Despite the superstitions that haunt them, black cats can make wonderful household companions. I’m not just making this up, but speak from experience. One of my first cats, Truffle, was a longhaired black cat who brought me a surprisingly large amount of joy for being such a small animal. Like most cats she had a certain amount of feline insanity: her two greatest enemies were grocery bags and my old pair of Crocs. Her affinity for play and affection, however, did much to make my apartment feel like a home. Truffle is currently living in the Bay Area with her sister, Pepper, and their two awesome humans.

Cat named TruffleBut you don’t need to trust me on this. Though black cats have a widespread reputation for bad luck, many cultures throughout history have viewed these animals in a much more positive light. Scottish tradition holds that finding a black cat on your doorstep will bring good luck. Sailors in centuries past used to keep black cats on their ships for protection.

Black cats also enjoyed a revered position in ancient cultures. Ancient Egyptians believed they could gain favor from the cat goddess Bast by hosting black cats in their homes, and in Norse mythology two black cats pulled the chariot of Freya, the goddess of love.

For those looking for more practical reasons to adopt a black cat, the San Francisco Gate recently posted a list of reasons that black cats make particularly good pets (including the excellent point that they won’t leave visible hair on your black formalwear).
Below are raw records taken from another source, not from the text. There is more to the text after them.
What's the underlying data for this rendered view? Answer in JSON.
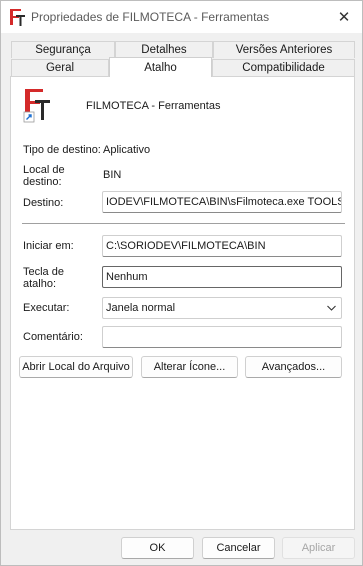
{
  "window": {
    "title": "Propriedades de FILMOTECA - Ferramentas",
    "close_glyph": "✕"
  },
  "tabs": {
    "row1": [
      "Segurança",
      "Detalhes",
      "Versões Anteriores"
    ],
    "row2": [
      "Geral",
      "Atalho",
      "Compatibilidade"
    ],
    "active": "Atalho"
  },
  "shortcut": {
    "name": "FILMOTECA - Ferramentas",
    "target_type_label": "Tipo de destino:",
    "target_type_value": "Aplicativo",
    "target_location_label": "Local de destino:",
    "target_location_value": "BIN",
    "target_label": "Destino:",
    "target_value": "IODEV\\FILMOTECA\\BIN\\sFilmoteca.exe TOOLS",
    "start_in_label": "Iniciar em:",
    "start_in_value": "C:\\SORIODEV\\FILMOTECA\\BIN",
    "hotkey_label": "Tecla de atalho:",
    "hotkey_value": "Nenhum",
    "run_label": "Executar:",
    "run_value": "Janela normal",
    "comment_label": "Comentário:",
    "comment_value": ""
  },
  "buttons": {
    "open_location": "Abrir Local do Arquivo",
    "change_icon": "Alterar Ícone...",
    "advanced": "Avançados...",
    "ok": "OK",
    "cancel": "Cancelar",
    "apply": "Aplicar"
  },
  "colors": {
    "icon_red": "#d42a2a",
    "icon_dark": "#2a2a2a",
    "shortcut_arrow": "#1a6fd1"
  }
}
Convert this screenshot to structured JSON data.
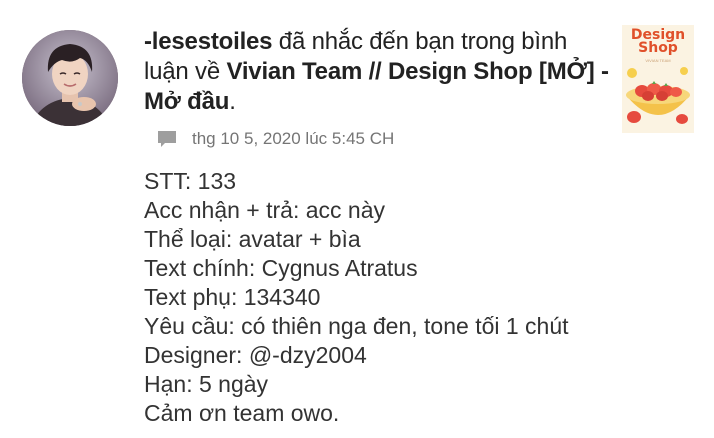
{
  "notification": {
    "actor": "-lesestoiles",
    "action_text": " đã nhắc đến bạn trong bình luận về ",
    "target": "Vivian Team // Design Shop [MỞ] - Mở đầu",
    "target_suffix": ".",
    "timestamp": "thg 10 5, 2020 lúc 5:45 CH",
    "thumbnail_title": "Design Shop",
    "thumbnail_subtitle": "VIVIAN TEAM",
    "body_lines": [
      "STT: 133",
      "Acc nhận + trả: acc này",
      "Thể loại: avatar + bìa",
      "Text chính: Cygnus Atratus",
      "Text phụ: 134340",
      "Yêu cầu: có thiên nga đen, tone tối 1 chút",
      "Designer: @-dzy2004",
      "Hạn: 5 ngày",
      "Cảm ơn team owo."
    ]
  },
  "icons": {
    "avatar": "user-avatar-photo",
    "meta": "comment-icon",
    "thumbnail": "story-cover-strawberries"
  },
  "colors": {
    "thumbnail_title": "#e0502a",
    "timestamp": "#757575",
    "text": "#333333"
  }
}
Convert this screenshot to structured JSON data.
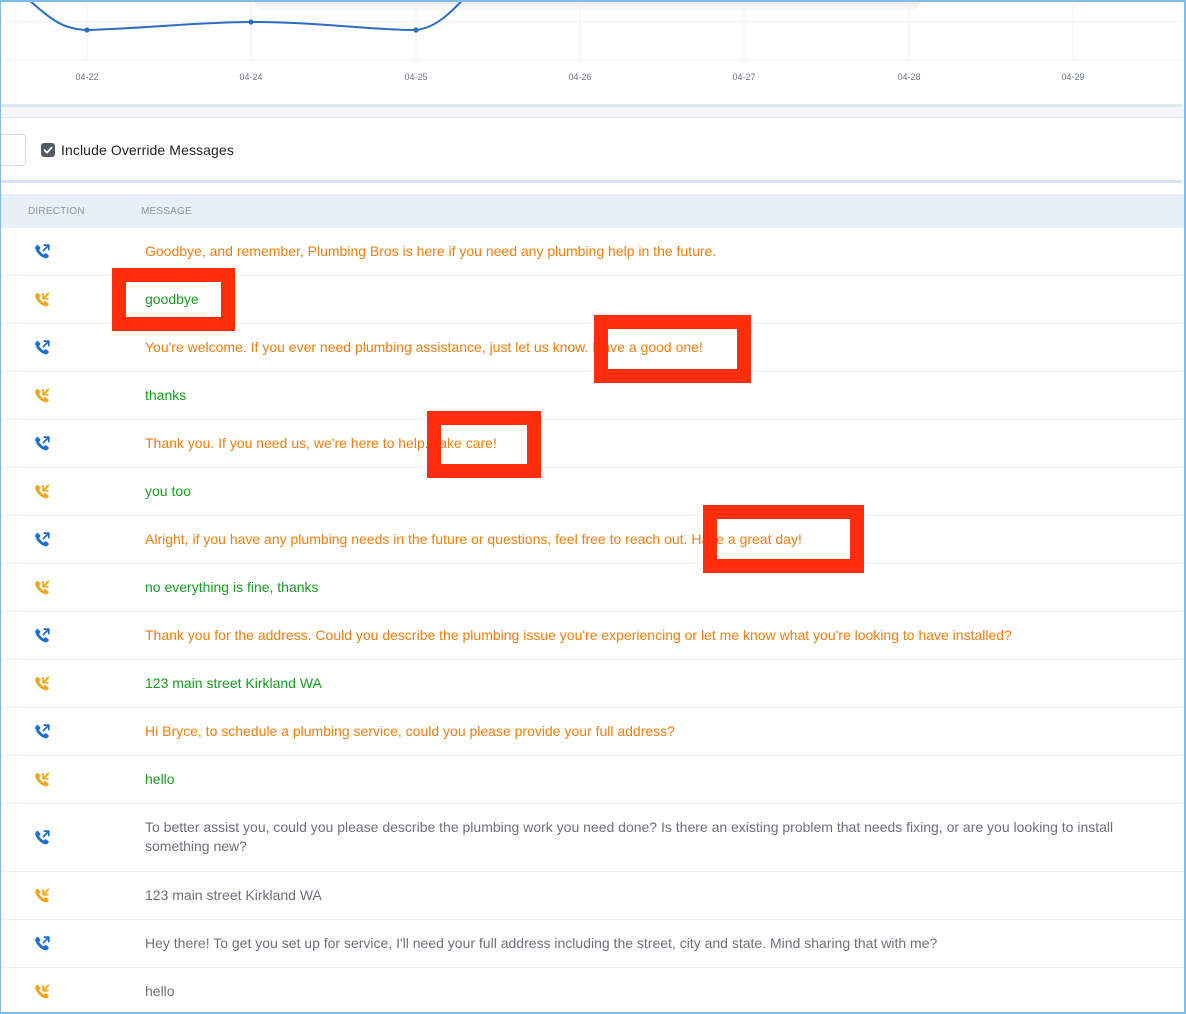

If you’re in a shelter this month considering which lucky cat to bring home with you, give a little extra thought to the black cats in the crowd. Chances are they’ll have a harder time finding homes than the other cats you see, and as a group they’re amazing animals. So in the spirit of Halloween, think about adopting a needy black cat this month. You’ll be lucky to have each other the whole year round.

Find A Black Cat Now!

To find a black cat near you, simply click the button below to take action, and enter your zip code into Petfinder. A list of adoptable black cats near you will be returned, with photos, videos and a description of your new lucky friend.


3 thoughts on “For Good Luck, Adopt a Black Cat

  1. Megan says:

    Sweet Truffykins!! <3

  2. Leni says:

    I have 6 cats (all feral rescues) and 4 of them are black. They are all completely different and fabulous. One of my favorite cats of all time was rescued by my parents. He was born in my yard with his brother and sister (who are both Siamese). This was at a time when I was trying to get a handle on a large feral colony by my house and I got these kittens up to the shelter. His brother and sister were spoken for in a heart beat, but I was worried about the obviously special little black boy. I took my parents up to the shelter and they took him right away. He is so remarkable and I’m so thankful that I get to see him all the time. It took several years to TN and find homes for most. My group of 6 “leftovers” is still a lot, but I wouldn’t part with any of them.

  3. Darlene says:

    Almost 2 weeks ago, driving home from work at dusk, I saw something on the side of the road that I knew should not be there. It turned out to be a tiny all black kitten. How did he get therer? No one knows. But I knew I could not leave him there – so I turned the car around, got some meat pieces from a nearby sandwich shop and rescued the little black kitten. He is now mine, living with myself and my black Poodle, getting healthier and happier every day, and has been named Oscar (nickname “Oscar Myer Weiner.”) He is just a joy!